Roberto Cotroneo Questo amore

8 febbraio 2013
Scritto da: Angelo Di Liberto

Roberto Cotroneo, Questo amore (Mondadori, 2006, € 16,00, pp. 137)

Ho sceso, dandoti il braccio…

da “Satura”

…Anche così è stato breve il nostro lungo viaggio.
Il mio dura tuttora, né più mi occorrono
le coincidenze, le prenotazioni,
le trappole, gli scorni di chi crede
che la realtà sia quella che si vede…

Per entrare in Questo Amore bisogna togliersi le scarpe e camminare lentamente, in punta di piedi. Occorre non far rumore per riuscire a sentire i fruscii delle parole. Sono ansimi, confessioni, silenzi colmi d’abbandono. Roberto Cotroneo ha nascosto un racconto d’amore lungo vent’anni tra le righe del suo libro. Ogni riga è un attimo, un palpito che reca con sé una vita.
Ciò che leggerete è tutto vero. I protagonisti, i luoghi, le vicende sono esistenze d’amore incarnato, canti complici portati dal vento salentino, memorie confessate con un filo di voce da Anna, che aspetta Edo.

“Cos’era l’amore prima? Dove l’avevo incontrato?
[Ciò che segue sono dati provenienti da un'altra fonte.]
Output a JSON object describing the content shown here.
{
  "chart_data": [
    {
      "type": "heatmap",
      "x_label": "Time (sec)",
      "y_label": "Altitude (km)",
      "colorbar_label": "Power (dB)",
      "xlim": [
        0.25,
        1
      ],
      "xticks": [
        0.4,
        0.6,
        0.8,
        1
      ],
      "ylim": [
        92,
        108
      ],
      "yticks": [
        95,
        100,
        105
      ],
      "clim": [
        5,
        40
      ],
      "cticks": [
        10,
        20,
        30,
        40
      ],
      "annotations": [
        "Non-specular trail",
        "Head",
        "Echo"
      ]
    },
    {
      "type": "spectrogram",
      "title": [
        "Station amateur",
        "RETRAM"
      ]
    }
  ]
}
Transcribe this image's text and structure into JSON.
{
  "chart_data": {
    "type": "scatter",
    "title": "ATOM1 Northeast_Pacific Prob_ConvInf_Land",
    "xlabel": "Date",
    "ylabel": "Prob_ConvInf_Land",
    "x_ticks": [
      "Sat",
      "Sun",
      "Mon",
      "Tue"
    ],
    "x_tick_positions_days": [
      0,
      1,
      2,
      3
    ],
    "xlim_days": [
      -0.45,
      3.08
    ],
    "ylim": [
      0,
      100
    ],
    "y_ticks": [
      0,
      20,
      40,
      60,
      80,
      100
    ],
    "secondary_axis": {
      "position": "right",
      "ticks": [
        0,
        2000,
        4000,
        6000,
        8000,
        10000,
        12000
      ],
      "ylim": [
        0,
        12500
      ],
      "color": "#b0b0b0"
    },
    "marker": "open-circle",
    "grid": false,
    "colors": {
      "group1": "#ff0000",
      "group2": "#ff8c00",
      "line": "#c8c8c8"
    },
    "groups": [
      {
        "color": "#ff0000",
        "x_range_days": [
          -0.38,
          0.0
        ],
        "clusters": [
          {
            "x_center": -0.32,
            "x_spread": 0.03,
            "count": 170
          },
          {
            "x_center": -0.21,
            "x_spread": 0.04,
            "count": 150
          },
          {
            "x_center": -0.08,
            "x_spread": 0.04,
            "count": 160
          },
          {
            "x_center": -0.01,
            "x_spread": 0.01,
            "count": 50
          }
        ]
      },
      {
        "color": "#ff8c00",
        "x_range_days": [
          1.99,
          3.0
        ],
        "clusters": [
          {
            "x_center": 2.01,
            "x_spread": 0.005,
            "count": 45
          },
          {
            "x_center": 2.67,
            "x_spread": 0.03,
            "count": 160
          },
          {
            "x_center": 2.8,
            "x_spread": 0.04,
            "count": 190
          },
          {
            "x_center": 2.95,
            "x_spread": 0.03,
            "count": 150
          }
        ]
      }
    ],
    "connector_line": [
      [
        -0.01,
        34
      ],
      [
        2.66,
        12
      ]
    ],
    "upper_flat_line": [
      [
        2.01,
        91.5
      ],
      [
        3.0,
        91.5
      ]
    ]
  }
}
Non fu una domanda frequente per molta parte della mia vita. Io non penso che l’amore sia qualcosa che esista di per sé; io credo che sia un vestito che ci si cuce addosso, e in un tempo che può essere lungo. Un punto ogni tanto, e persino qualche scucitura, quando capita, da rimettere in sesto”.

Anna comincia a cucire quel vestito fino a che una mattina Edo si alza e scompare. Eppure quell’assenza comincia a diventare una forma di presenza più intensa della presenza stessa. Tutto parla di Edo e lo fa non solo con gli oggetti ma soprattutto attraverso i libri.
Hanno costruito insieme una libreria a Lecce, una di quelle dove si sente l’odore del legno e si salgono le scale appoggiate agli scaffali per prendere un volume.
“C’è stato un giorno che l’ho creduto: ho guardato gli scaffali della nostra libreria, e ho visto la parola amore correre da una copertina all’altra, per tutti i libri che c’erano in negozio”.
Edo e Anna parlano attraverso Kavafis, Ungaretti, Montale, Quasimodo, Campana, Cardarelli, Ovidio e Orazio, i poeti stranieri Achmatova, Paz, Poe, Neruda, Dickinson, Kavafis, Khayyam, de Sa-Carneiro, senza contare il titolo forse ispirato a Prevert; Lanoux (Quando il mare si ritira) e Cunnigham (Dove la terra finisce, citato in epigrafe).
Si dicono l’Amore, si dicono il Mondo, la Vita, la Passione, si dicono l’Eternità perché sono due esseri che non possono che formare un’unica entità.
Sono andato a trovare Anna. Mi sono messo in cammino per incontrarla. L’ho fatto nel dicembre del 2011.
Sono entrato in quella libreria e ho pianto. Ho pianto tutte le lacrime che erano state sue. Ho ritrovato tutto: i libri, le foto, le poesie, il profumo del legno, il silenzio. Ma ho ritrovato soprattutto Questo amore.